Junior miners well placed to exploit better-performing commodities

26th May 2017 By: Donna Slater - Features Deputy Editor and Chief Photographer

After a downturn of several years in the mining and mineral resources sector globally, “green shoots” are appearing off the back of a recovery in commodity prices that began in 2016, with a corresponding improvement in investor sentiment, according to Botswana-based coal and energy development company Shumba Energy chairperson Alan Clegg.

He says the general sentiment in the resources sector is that a recovery is under way, and that for the mining sector to secure a sustainable future, smaller projects need to be focused on. “The bottom line is: We are in a new ‘bull’ market that is just moving into the second innings and will this time likely be hot for the next eight to ten years.”

Junior mining companies, notes Clegg, are well placed to take advantage of the better-performing commodities in 2016/17, among which are gold, copper, silver, nickel, tin and zinc, as well as lithium and graphite. However, he points out that in a continent desperately requiring strong growth in its infrastructure, building materials are likely to be the “shining gem” in the commodity market.

However, it remains uncertain whether junior minors in South Africa will benefit from this resurgence in the sector, as the local mining industry is at a “tipping point”, with ongoing political and regulatory uncertainty and recent ratings downgrades adding additional stresses, says Clegg. “South African junior miners are likely to feel the ramifications of recent events even more acutely than the majors.”

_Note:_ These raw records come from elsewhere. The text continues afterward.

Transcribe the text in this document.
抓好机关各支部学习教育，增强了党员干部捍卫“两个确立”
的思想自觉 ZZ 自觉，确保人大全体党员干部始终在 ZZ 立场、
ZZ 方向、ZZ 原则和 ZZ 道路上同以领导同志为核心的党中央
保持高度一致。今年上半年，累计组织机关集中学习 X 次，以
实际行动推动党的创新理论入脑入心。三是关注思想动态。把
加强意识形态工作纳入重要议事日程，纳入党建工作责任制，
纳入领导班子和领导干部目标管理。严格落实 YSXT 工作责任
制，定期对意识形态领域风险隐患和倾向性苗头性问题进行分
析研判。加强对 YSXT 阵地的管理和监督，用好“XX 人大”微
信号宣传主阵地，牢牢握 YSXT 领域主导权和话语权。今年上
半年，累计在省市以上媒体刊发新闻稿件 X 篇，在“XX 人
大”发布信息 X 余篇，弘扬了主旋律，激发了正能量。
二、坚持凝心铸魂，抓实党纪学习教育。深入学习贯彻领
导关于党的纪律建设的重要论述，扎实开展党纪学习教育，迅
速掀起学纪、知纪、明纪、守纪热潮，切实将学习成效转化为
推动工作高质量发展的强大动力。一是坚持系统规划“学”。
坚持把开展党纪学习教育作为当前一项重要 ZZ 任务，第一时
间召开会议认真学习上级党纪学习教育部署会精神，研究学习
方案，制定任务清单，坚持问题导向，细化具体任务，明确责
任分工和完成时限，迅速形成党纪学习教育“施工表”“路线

From a South African perspective, he states that the main obstacles remain resource nationalism, which encompasses “unrealistic and unsustainable political ideologies” propagated by the African National Congress government and organised labour expectations. “Hopefully, post 2019, we will see a reversal that will once again attract foreign direct investment into the sector,” suggests Clegg.

He adds that local mining majors will continue to either consolidate with mergers, shut down unprofitable operations or divest in favour of offshore assets in more supportive jurisdictions in Africa and globally.

Meanwhile, similar topics and the future of the junior mining industry will be highlighted during the Junior Indaba, which takes place at the Johannesburg Country Club in Auckland Park, Johannesburg from June 7 to 8.

Government representatives, mining industry leaders, financiers and experts will probe junior mining issues, such as the current state of the exploration and junior mining sector, the development of a competitive regulatory regime, which commodities are attractive and where funding is going.

In addition, several junior miners have lined up to provide insights into mining projects. Senior representatives set to speak include those from Kuyasa Mining, Pan African Resources, Botswana Diamonds, Shumba Energy, Kibo Mining, Kalagadi Resources, Tranter Resources, DRDGold, Petra Diamonds and Masimong Group.